Given the trends in the existing evidence, and the highly conserved nature of aging mechanisms among mammalian species, it is likely that immunosenescence and inflammaging are important contributors to many of the manifestations of aging in dogs and cats, including chronic disease, frailty, declining quality of life, and ultimately mortality attributable to these aging‐associated conditions. Further elucidating the details of these processes, and investigating potential interventions to mitigate them, should be a major element of a preventive health approach that aims to extend lifespan and healthspan by targeting the underlying physiologic mechanisms of aging before they result in the clinical outcomes of disability, disease, and death.
Disclosure
Author declares no off‐label use of antimicrobials.
Ethics Statement
Author declares no institutional animal care and use committee or other approval was needed. Author declares human ethics approval was not needed.
Conflicts of Interest
Brennen A. McKenzie is a part‐time employee of Loyal, a private biotechnology company developing drugs for United States Food and Drug Administration (FDA) approval intended to extend healthy lifespan in dogs.
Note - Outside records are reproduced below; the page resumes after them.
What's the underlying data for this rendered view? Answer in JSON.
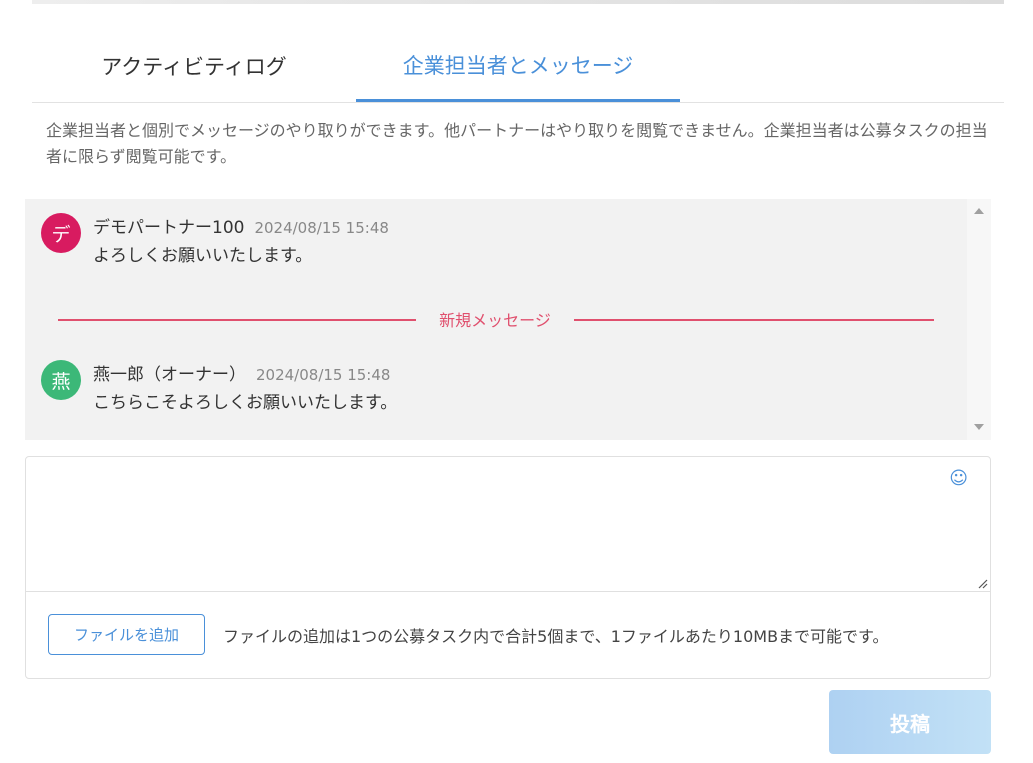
{
  "tabs": [
    {
      "label": "アクティビティログ",
      "active": false
    },
    {
      "label": "企業担当者とメッセージ",
      "active": true
    }
  ],
  "description": "企業担当者と個別でメッセージのやり取りができます。他パートナーはやり取りを閲覧できません。企業担当者は公募タスクの担当者に限らず閲覧可能です。",
  "messages": [
    {
      "avatar_char": "デ",
      "avatar_color": "#d81b60",
      "author": "デモパートナー100",
      "time": "2024/08/15 15:48",
      "body": "よろしくお願いいたします。"
    },
    {
      "avatar_char": "燕",
      "avatar_color": "#3cb878",
      "author": "燕一郎（オーナー）",
      "time": "2024/08/15 15:48",
      "body": "こちらこそよろしくお願いいたします。"
    }
  ],
  "new_message_divider": "新規メッセージ",
  "composer": {
    "emoji_icon": "smiley-icon",
    "attach_label": "ファイルを追加",
    "attach_note": "ファイルの追加は1つの公募タスク内で合計5個まで、1ファイルあたり10MBまで可能です。"
  },
  "post_label": "投稿",
  "colors": {
    "accent": "#4a90d9",
    "new_message": "#e0506e",
    "post_disabled": "#b8dbf5"
  }
}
Brennen A. McKenzie is a member of two scientific advisory boards associated with geroscience research: A Scientific Advisory Board (SAB) formed by Royal Canin to contribute to the scientific literature concerning healthy aging in dogs and cats; and a working group formed by Dr. Natasha Olby at North Carolina State University focused on establishing and promulgating consistent guidelines for diagnosis and assessment of canine cognitive dysfunction.
Acknowledgments
Thanks to Matt Peloquin, James McMahon, and Michael Lacroix‐Fralish for content suggestions and review of the manuscript for this article.
Funding: The author received no specific funding for this work.